How to compute identity from symmetric difference?

Question

We know that $(P(X), \Delta) $ forms a group, where $P(X) $ is the power set on the non empty set $X$ and $A\Delta B=(A-B) \cup (B-A)$ for all $A, B\in P(X) $. Clearly $\emptyset$ is the identity element. How can i compute $E$ from the relation $Y\Delta E=Y$ for all $Y\in P(X) $.

Answer 1

$$ E= E\Delta E= (E\setminus E) \cup (E\setminus E)= \emptyset\cup\emptyset= \emptyset. $$

Answer 2

By definition, we have $B-A = \{x|x \in B \text{ and }x \notin A\}$. Also notice that since $A\Delta B=(A-B) \cup (B-A)$, we have $B-A \subseteq A \Delta B$.

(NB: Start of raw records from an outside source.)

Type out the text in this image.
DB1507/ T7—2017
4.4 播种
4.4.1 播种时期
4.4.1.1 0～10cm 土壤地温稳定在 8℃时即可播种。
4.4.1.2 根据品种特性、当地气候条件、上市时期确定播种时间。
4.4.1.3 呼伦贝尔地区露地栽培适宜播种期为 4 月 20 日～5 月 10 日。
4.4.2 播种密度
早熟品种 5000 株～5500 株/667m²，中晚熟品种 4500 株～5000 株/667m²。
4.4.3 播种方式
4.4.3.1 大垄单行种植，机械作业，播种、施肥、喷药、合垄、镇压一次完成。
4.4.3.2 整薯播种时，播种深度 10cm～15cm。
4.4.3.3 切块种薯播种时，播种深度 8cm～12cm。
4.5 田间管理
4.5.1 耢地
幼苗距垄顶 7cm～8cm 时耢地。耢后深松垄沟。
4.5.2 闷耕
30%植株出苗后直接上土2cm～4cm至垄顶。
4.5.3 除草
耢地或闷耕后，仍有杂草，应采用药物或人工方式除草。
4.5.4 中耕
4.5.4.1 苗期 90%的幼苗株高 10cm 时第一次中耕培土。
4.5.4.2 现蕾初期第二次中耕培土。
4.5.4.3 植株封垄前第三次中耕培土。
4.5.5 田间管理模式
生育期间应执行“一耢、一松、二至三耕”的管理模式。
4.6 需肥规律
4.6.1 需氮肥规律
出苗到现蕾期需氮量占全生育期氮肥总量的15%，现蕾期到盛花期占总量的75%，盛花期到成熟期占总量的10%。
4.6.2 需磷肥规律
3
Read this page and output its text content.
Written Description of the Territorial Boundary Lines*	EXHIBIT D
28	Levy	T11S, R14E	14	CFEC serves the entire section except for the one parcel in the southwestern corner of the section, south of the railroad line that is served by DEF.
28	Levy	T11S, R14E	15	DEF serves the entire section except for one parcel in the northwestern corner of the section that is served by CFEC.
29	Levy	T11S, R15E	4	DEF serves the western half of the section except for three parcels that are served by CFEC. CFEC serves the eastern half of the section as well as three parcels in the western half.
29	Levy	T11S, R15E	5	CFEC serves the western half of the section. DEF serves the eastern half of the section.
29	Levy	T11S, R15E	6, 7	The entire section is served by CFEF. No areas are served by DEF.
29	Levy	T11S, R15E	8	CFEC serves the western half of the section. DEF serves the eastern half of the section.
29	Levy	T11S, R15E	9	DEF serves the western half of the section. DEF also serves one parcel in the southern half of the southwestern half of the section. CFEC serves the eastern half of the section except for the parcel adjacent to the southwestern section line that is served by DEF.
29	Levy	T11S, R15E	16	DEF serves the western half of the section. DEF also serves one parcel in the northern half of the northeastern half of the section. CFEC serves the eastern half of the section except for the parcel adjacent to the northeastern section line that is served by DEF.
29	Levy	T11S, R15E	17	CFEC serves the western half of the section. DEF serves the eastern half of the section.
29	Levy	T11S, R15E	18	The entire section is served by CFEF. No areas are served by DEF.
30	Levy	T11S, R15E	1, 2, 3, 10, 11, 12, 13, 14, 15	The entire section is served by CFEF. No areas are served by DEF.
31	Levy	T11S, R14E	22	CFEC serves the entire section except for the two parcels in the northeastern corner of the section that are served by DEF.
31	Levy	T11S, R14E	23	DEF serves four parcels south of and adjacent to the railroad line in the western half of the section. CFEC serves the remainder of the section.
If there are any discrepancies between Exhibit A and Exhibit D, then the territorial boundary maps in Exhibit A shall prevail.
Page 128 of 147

Now, we are looking for the set $E$ that satisfies $Y\Delta E= (Y-E) \cup (E-Y) = Y$ for all $Y\in P(X)$. First of all, if $E-Y \ne \emptyset$, then there exists an element $a$ such that $a \in E$ but $a \notin Y$. But then, since $E-Y \subseteq Y$, we have a contradiction because $a \in E-Y$ but $a \notin Y$. So we need to have $E-Y = \emptyset$. This means that $E \subseteq Y$.

Now, since $E-Y = \emptyset$, we have $Y \Delta E = (Y-E) \cup (E-Y) = Y-E = Y$ for all $Y \in P(X)$. And this is possible only when $E = \emptyset$.